Tradeoffs I'm living with
Calling these tradeoffs is more honest than calling them "limitations":
- No persistence. Restart = clean slate. This is a feature for a debugging tool; it would be a bug in a production logger. If you need durability, this is not the tool.
-
No authentication. Bins are namespaced by slug, but any client that knows the slug can read the bin. Fine for
localhost. If you expose the port publicly you must put an authenticating reverse proxy in front of it. -
No WebSocket live stream. The dashboard polls
/bin/:slug/requestsevery 2 seconds. A WebSocket would be prettier but would roughly triple the server code. 2 seconds is indistinguishable from "live" when you're reading payloads by eye. -
No per-bin retention policy beyond the ring buffer.
MAX_REQUESTS_PER_BINcaps memory usage. If you need time-based expiry, this is not the tool. -
Memory-bound. With defaults (100 per bin, 5 MB max body), worst-case memory per active bin is ~500 MB. Tune
MAX_BODY_MBdown if you have lots of bins. - No multi-user isolation. There is exactly one tenant: you.

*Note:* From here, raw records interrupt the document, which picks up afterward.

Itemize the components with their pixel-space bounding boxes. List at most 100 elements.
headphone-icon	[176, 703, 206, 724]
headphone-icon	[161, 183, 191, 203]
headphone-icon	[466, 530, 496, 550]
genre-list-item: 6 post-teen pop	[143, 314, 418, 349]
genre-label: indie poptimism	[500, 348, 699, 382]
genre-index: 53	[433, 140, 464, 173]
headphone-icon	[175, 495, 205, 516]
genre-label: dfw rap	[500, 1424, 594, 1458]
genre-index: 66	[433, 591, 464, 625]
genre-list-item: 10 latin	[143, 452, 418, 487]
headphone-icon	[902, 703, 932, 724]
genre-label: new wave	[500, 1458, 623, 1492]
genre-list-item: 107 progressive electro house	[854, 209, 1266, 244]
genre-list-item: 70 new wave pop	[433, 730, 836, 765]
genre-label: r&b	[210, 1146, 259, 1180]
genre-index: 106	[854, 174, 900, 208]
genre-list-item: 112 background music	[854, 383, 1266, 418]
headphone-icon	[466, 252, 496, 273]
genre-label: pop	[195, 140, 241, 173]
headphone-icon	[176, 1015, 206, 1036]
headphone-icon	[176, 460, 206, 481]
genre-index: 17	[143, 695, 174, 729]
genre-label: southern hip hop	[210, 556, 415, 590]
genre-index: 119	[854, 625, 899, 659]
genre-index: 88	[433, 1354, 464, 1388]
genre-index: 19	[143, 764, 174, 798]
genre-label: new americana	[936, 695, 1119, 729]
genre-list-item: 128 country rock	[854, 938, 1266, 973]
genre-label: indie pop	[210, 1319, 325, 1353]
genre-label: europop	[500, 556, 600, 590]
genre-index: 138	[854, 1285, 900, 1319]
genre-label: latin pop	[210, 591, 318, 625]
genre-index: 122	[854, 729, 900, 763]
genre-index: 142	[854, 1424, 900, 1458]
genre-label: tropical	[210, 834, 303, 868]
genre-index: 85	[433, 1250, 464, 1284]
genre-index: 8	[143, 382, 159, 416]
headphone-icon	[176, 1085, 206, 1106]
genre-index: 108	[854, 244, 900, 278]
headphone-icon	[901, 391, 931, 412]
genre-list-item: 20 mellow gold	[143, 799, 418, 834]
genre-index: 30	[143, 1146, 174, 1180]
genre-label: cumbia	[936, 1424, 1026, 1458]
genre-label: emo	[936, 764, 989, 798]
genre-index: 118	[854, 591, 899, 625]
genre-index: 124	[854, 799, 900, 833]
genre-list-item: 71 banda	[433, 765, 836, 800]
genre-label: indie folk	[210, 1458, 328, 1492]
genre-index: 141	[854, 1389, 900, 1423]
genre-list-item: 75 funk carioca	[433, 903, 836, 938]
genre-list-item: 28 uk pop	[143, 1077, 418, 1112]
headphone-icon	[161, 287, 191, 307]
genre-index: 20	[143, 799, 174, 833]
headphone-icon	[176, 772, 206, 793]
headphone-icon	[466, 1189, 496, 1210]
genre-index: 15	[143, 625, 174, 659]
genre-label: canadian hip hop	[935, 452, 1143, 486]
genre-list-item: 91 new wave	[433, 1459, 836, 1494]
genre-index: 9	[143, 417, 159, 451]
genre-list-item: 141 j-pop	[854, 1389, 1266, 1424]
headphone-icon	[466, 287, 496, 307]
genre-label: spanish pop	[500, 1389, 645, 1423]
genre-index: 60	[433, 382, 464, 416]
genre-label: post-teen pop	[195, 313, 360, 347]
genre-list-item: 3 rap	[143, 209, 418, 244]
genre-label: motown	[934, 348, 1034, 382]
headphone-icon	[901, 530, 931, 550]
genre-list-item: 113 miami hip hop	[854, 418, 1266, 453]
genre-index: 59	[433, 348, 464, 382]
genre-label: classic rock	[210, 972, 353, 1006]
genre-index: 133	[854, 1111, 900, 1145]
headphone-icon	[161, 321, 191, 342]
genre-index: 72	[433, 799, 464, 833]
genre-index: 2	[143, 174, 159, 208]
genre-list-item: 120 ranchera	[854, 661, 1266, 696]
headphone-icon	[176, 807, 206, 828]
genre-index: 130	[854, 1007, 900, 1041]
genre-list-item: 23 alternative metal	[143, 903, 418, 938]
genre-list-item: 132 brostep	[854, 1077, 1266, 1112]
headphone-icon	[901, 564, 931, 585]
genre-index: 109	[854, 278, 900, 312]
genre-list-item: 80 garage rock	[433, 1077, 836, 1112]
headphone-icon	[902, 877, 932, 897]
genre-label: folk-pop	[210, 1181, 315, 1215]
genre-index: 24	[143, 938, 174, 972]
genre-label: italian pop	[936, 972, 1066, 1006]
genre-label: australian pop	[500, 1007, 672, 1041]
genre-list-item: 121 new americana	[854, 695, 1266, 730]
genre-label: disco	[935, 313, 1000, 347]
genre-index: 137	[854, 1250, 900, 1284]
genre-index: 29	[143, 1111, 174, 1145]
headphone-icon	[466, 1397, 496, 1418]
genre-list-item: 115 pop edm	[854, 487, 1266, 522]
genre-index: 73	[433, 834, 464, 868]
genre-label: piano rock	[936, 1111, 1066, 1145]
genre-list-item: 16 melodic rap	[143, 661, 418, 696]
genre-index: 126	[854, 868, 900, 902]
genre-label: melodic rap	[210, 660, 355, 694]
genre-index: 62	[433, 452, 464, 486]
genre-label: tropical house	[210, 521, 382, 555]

Every one of these is a line I could write and wouldn't need any new dependencies for. The reason none of them are in v1 is that they would make the tool less usable for the actual job I built it for.
Try it in 30 seconds
git clone https://github.com/sen-ltd/webhook-inspector
cd webhook-inspector
docker build -t webhook-inspector .
docker run --rm -p 8000:8000 webhook-inspector
In another terminal:
# Fire a webhook at it
curl -X POST http://localhost:8000/bin/test \
-H "Content-Type: application/json" \
-H "X-GitHub-Event: push" \
-d '{"event":"push"}'
# {"received":true,"slug":"test","id":"r_..."}
# Read what was captured
curl -s http://localhost:8000/bin/test/requests | jq
# Clear it
curl -X DELETE http://localhost:8000/bin/test/requests
Or point your browser at http://localhost:8000/ for the live-polling dashboard. Pick any slug, click "Open", and watch requests land as your webhook producer fires them.
Tests
The repo ships with 35 PHPUnit tests covering the three modules — the repository (ring buffer bounds, per-slug isolation, find-by-id, stats), the capture (UTF-8 vs. binary, X-Forwarded-For handling, header flattening), and every HTTP route end-to-end. The suite runs in 50 ms because every test uses the pure in-memory mode of BinRepository — no temp files, no Docker, no network. That matters: I wanted this whole thing to feel light enough that tests don't talk me out of rerunning them on every save.
The multi-stage Alpine Dockerfile is the same pattern I use for every other small PHP service: builder stage runs Composer, strips tests/ and docs/ out of vendor/, then the runtime stage is plain alpine:3.19 with PHP copied across. Final image: 52 MB, runs as a non-root user.
What I'd add for v2
A retention-by-time option (?maxAgeMinutes=60) would cover the one use case the ring buffer doesn't: "show me everything from the last hour, regardless of volume". A signed-request verifier (webhook-inspector verify --secret=... --scheme=stripe) would close the loop between "see the exact bytes" and "prove the signature is right". Both are small additions that would keep the tool's character intact. Neither is in v1, because v1 is for the job I actually have today.
The whole idea is that you can read the source of a tool like this in one sitting. I'd rather have 200 lines of code that exactly solves my current problem than 2000 lines that also solves three problems I might have later.